UPDATE – Jen Rubin, Phil Klein, and Jim Pethokoukis put these numbers into perspective. A few highlights:
…Here’s what $3.2 million in federal taxes — Romney’s estimated 2011 burden — pays for:
— The monthly food stamp allowance for about 23,909 people.
— The cost of educating 302 elementary and high school students.
— The base salary (before bonuses and allowances) of 178 privates in the U.S. Army.
— The federal contribution to the benefits of 636 Medicaid enrollees.
In addition to his taxes, Romney has given around 16.4 percent of his income over the past two years to charity through his family charity, the Tyler Foundation. In addition to donations to the Mormon church, here’s where else Romney and his wife Ann donated money: the Boys and Girls Club of Boston, the Center for the Treatment of Pediatric MS, the Dana Farber Cancer Institute, Homes for Our Troops, and the Inner-City Scholarship Fund, among others.
Another way of looking at it is that in 2011 the Romneys paid out 42 percent of their income in taxes and charity. Here’s how I got there: Total tax (line 60) + foreign taxes (line 47) + state taxes and real-estate taxes + other taxes (Schedule A, line 9) + charitable contributions (Schedule A, line 19) divided by Adjusted Gross Income (1040 line 37).
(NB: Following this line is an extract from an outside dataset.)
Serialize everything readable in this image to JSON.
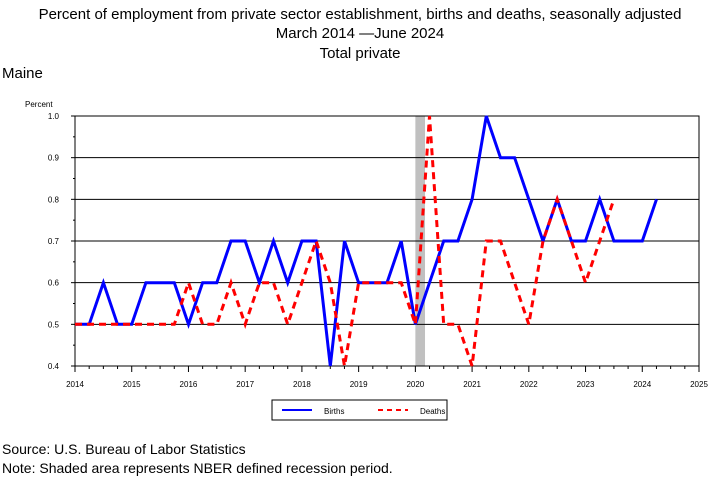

It is clear that the Obama administration is going to try to shame the country into reelecting him by pointing to other people success as a reason the economy has not taken off as he promised. Team Romney would be wise to use the numbers above when combatting the narrative Team Obama and his media cohorts are sure to use until it is clear it either has worked or will not work.
Obama has said on a few occasions that he understands that the free market has been one of the greatest goods this world as ever seen. Then why exonerate something that has done so much good. Ask any person in a third world country that is not royalty whether they would rather be middle class were they live of poor in this country. They know they have opportunities in the U.S. that they could never hope for in their own. Obama does not believe in the free market, he believes that the free market needs the help of the government to be great. In some cases, this is true. Not all regulations are bad, but that does not mean all of them are good either.
This will be argued repeatedly this cycle, much as it is every cycle. What this post is about is a dividing mentality that seems to come from today’s Democratic Party. If wealthy liberals such as this president do not feel they are doing enough, then they can give more. Heck, president Obama is not employing anyone in the private sector; by his own logic that should mean he should not get a lower tax rate. This is not true with Romney, and the businesses he has helped start and fund to save. Some did not work, some failed, and he made a lot of money in the process. It is not as that money was not earned.
I ask this, does Obama look at today’s music artist and their fancy items and think they are out of touch with the way this country really works. The answer is probably no, because the president probably agrees with many of these artist ideological leanings. Therefore, if this is about ideological arguments, then why is the president not sticking to what he believes and staying away from attacking Romney’s wealth.